Cori razzisti da delinquenti del calcio nazifascisti della Bulgaria. Le reazioni da parte del mondo del calcio sono state importanti, anche se c'è chi dice di non aver sentito nulla. E non aver visto nulla. I cafoni non mancano mai e in Italia lo sappiamo bene. E si chiedono con fermezza delle sanzioni. Punti di penalizzazione, ma anche l'espulsione dall'Europeo. Cosa che andrebbe presa seriamente in considerazione non solo per quanto accaduto in Bulgaria ma anche per quell'atteggiamento antisportivo e arrogante che stanno assumendo diversi giocatori della nazionale della Turchia. Saluto militare per onorare la guerra contro i curdi che l'attuale regime turco se potesse spazzerebbe via dalla faccia della terra. Roba sconcertante, che sconvolge il mondo, e che andrebbe sanzionata a dovere, visto che il gesto è recidivo e soprattutto è stato rivendicato. 
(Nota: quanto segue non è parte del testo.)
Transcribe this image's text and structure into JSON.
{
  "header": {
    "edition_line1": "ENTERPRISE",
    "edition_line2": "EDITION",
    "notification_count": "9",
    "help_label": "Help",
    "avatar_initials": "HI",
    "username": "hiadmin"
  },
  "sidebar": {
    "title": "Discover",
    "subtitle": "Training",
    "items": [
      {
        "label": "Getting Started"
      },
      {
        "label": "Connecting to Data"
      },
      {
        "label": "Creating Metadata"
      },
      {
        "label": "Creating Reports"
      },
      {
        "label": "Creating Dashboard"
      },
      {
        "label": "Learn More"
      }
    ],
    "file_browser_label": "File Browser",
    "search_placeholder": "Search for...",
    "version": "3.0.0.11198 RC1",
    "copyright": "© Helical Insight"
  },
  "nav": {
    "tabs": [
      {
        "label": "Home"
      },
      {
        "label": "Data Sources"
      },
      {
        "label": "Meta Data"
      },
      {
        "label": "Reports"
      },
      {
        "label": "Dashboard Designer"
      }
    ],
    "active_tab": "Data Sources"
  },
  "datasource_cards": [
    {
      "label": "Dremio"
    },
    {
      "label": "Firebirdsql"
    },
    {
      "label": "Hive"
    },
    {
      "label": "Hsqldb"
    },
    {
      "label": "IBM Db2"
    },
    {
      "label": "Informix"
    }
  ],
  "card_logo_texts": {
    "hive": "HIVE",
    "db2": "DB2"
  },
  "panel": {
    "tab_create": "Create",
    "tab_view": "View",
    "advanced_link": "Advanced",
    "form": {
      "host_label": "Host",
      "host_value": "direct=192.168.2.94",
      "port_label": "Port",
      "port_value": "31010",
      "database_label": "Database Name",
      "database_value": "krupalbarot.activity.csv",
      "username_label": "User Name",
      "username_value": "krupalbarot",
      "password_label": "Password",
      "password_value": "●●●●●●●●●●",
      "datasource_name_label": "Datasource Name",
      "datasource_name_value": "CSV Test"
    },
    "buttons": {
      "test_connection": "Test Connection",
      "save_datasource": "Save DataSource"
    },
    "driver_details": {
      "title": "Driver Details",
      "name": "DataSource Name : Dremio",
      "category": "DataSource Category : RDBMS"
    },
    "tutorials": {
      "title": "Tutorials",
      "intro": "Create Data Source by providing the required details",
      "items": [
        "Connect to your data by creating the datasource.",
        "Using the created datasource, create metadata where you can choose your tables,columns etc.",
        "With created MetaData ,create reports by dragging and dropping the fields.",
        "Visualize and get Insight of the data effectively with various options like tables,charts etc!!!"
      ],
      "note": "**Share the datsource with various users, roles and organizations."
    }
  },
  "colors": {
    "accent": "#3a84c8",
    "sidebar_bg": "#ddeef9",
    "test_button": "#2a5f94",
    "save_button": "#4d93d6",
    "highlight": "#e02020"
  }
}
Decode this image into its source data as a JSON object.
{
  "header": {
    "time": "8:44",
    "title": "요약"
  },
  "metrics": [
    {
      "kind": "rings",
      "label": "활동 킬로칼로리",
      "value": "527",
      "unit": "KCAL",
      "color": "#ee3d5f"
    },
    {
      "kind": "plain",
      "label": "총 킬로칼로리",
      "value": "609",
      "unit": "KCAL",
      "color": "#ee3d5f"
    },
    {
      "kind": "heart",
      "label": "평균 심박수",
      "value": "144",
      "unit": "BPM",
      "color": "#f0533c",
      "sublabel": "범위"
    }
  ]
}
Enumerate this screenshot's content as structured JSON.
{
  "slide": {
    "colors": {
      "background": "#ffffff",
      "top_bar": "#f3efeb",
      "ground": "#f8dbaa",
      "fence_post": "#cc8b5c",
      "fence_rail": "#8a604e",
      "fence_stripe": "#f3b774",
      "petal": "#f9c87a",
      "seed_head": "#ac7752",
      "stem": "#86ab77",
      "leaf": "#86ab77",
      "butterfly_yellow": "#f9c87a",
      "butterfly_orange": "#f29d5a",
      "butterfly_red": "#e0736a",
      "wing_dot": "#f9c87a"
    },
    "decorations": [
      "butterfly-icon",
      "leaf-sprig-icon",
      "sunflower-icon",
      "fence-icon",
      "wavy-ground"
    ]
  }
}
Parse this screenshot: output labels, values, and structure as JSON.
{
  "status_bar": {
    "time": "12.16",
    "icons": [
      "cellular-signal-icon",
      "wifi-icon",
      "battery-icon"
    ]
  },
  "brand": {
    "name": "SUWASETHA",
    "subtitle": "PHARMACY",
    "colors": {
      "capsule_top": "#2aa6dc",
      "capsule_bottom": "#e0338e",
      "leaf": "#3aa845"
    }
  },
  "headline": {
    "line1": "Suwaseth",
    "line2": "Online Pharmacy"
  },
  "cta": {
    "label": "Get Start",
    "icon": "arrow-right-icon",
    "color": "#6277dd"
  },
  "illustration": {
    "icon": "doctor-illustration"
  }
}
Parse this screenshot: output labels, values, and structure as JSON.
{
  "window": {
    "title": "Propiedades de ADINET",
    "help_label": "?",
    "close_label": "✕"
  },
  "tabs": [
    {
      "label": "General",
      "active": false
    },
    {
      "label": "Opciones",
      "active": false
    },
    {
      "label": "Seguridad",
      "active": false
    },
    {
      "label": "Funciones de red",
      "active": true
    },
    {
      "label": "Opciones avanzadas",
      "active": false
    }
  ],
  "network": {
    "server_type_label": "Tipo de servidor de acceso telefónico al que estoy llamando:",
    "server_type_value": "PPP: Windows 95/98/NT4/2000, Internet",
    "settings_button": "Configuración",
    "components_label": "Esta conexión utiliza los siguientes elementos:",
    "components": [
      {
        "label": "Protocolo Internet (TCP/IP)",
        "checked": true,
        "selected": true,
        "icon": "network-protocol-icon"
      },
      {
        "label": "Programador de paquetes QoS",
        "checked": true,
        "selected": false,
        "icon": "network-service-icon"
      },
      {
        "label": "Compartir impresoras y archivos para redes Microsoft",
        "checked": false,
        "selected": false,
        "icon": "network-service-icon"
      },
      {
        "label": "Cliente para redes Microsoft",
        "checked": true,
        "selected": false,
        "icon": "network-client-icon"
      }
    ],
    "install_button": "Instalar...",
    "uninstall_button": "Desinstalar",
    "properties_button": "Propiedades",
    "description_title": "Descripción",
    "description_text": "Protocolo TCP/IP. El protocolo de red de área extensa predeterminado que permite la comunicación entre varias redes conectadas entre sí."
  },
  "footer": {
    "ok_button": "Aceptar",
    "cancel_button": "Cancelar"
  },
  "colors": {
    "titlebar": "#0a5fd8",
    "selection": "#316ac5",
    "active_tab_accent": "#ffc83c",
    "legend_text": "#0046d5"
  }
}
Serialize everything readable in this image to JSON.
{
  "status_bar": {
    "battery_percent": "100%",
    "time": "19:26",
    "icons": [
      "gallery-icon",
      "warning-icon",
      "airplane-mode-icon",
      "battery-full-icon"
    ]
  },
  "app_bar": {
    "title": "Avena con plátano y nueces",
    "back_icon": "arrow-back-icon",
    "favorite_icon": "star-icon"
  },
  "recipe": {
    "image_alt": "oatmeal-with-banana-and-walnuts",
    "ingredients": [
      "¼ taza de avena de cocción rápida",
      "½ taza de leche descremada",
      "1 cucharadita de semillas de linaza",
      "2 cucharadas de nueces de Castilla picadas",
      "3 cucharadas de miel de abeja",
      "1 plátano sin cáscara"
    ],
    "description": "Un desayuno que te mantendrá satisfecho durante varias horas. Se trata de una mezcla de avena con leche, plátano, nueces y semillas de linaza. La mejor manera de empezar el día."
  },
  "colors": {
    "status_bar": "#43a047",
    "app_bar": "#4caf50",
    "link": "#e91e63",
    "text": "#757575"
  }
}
Serve un segnale forte e deciso, altrimenti, tutto il resto, è solo uno slogan privo di senso, inutile, vuoto, una presa in giro di cui se ne fa assolutamente ben a meno.
Fermezza e pugno duro.
Questo è il momento giusto. E a dirla tutta ci si deve chiedere come può questa Bulgaria continuare a stare in Europa viste le misure note che ha adottato nel corso del tempo, tipiche di uno stato fascista, incompatibili con i valori democratici fondanti l'Unione Europea, e questa Turchia, invece, si augura di non averla mai in Europa visto quello che sta realizzando per l'ennesima volta contro i curdi e non solo.